Eva demonstrates the program for Alyssa:

(new-if (= 2 3) 0 5)
5

(new-if (= 1 1) 0 5)
0

Delighted, Alyssa uses new-if to rewrite the square-root program:

(define (sqrt-iter guess x)
  (new-if (good-enough? guess x)
          guess
          (sqrt-iter (improve guess x) x)))

What happens when Alyssa attempts to use this to compute square roots? Explain.

Solution #

Since new-if is a function, and not a special form, each parameter subexpression will be evaluated before the procedure is applied.
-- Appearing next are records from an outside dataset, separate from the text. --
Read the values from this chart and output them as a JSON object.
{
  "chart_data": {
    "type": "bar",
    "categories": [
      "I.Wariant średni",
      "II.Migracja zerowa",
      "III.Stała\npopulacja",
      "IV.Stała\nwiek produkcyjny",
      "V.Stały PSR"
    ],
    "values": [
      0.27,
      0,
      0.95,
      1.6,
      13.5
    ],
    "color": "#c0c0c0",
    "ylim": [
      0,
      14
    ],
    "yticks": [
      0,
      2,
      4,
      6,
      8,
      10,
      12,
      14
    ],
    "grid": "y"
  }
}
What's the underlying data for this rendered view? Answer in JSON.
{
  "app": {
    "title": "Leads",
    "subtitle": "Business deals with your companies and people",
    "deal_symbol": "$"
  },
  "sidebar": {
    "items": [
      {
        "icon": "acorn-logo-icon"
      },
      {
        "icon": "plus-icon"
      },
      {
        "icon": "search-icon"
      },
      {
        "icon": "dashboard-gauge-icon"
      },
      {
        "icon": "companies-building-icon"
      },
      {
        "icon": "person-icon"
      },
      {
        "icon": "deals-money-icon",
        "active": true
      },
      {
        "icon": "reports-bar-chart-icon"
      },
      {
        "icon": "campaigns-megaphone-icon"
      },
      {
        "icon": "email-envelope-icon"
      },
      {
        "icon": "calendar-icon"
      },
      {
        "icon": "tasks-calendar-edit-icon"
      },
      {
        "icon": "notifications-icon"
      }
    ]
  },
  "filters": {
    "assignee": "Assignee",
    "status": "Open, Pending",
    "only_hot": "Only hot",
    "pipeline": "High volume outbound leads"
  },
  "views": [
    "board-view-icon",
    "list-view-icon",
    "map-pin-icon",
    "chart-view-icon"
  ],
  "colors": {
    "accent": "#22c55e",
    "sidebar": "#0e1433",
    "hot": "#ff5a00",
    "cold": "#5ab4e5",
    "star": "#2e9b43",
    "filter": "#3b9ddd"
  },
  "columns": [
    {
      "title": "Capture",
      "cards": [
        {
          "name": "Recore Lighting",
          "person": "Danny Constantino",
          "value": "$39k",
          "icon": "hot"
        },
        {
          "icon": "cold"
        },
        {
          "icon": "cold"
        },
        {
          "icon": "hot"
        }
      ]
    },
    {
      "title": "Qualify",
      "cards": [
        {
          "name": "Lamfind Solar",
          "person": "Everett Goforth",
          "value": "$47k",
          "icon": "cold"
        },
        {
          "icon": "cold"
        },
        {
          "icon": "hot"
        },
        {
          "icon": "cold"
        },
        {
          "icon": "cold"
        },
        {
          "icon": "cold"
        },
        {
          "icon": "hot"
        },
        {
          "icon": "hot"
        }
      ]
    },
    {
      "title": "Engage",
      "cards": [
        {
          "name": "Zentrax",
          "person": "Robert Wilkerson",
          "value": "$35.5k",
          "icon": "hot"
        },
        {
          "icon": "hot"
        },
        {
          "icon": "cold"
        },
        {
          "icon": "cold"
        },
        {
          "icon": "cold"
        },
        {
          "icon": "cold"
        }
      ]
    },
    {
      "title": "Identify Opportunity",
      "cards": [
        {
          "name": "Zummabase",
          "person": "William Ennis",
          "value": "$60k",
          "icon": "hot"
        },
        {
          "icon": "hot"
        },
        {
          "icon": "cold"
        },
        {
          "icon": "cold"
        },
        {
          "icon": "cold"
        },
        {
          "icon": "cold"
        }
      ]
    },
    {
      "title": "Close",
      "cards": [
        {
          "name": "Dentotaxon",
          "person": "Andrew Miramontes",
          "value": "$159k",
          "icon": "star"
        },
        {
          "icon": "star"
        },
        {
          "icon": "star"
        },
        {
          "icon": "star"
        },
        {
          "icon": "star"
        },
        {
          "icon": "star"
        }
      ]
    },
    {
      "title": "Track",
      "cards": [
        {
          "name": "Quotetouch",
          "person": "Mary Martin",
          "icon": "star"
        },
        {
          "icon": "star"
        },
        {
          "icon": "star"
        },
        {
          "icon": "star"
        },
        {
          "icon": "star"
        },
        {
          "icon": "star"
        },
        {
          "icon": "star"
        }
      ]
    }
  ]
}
It means that when executing the sqrt-iter function, (good-enough? guess x), guess and (sqrt-iter (improve guess x) x) will always be evaluated before new-if is applied, whatever (good-enough? guess x) evaluates to.

Since the second alternative (sqrt-iter (improve guess x) x) is calling the function recursively, the function will be stuck in an infinite loop. In this case, it is interesting to note that new-if will never be executed.

You can check by executing:

(define (new-if predicate then-clause else-clause)
  (cond (predicate then-clause)
        (else else-clause)))

(define (average x y) (/ (+ x y) 2))

(define (square x) (* x x))

(define (improve guess x) (average guess (/ x guess)))

(define (good-enough? guess x)
(< (abs (- (square guess) x)) 0.001))


(define (sqrt-iter guess x)
  (new-if (good-enough? guess x)
          guess
          (sqrt-iter (improve guess x) x)))


(sqrt-iter 1.0 4) ; Infinite loop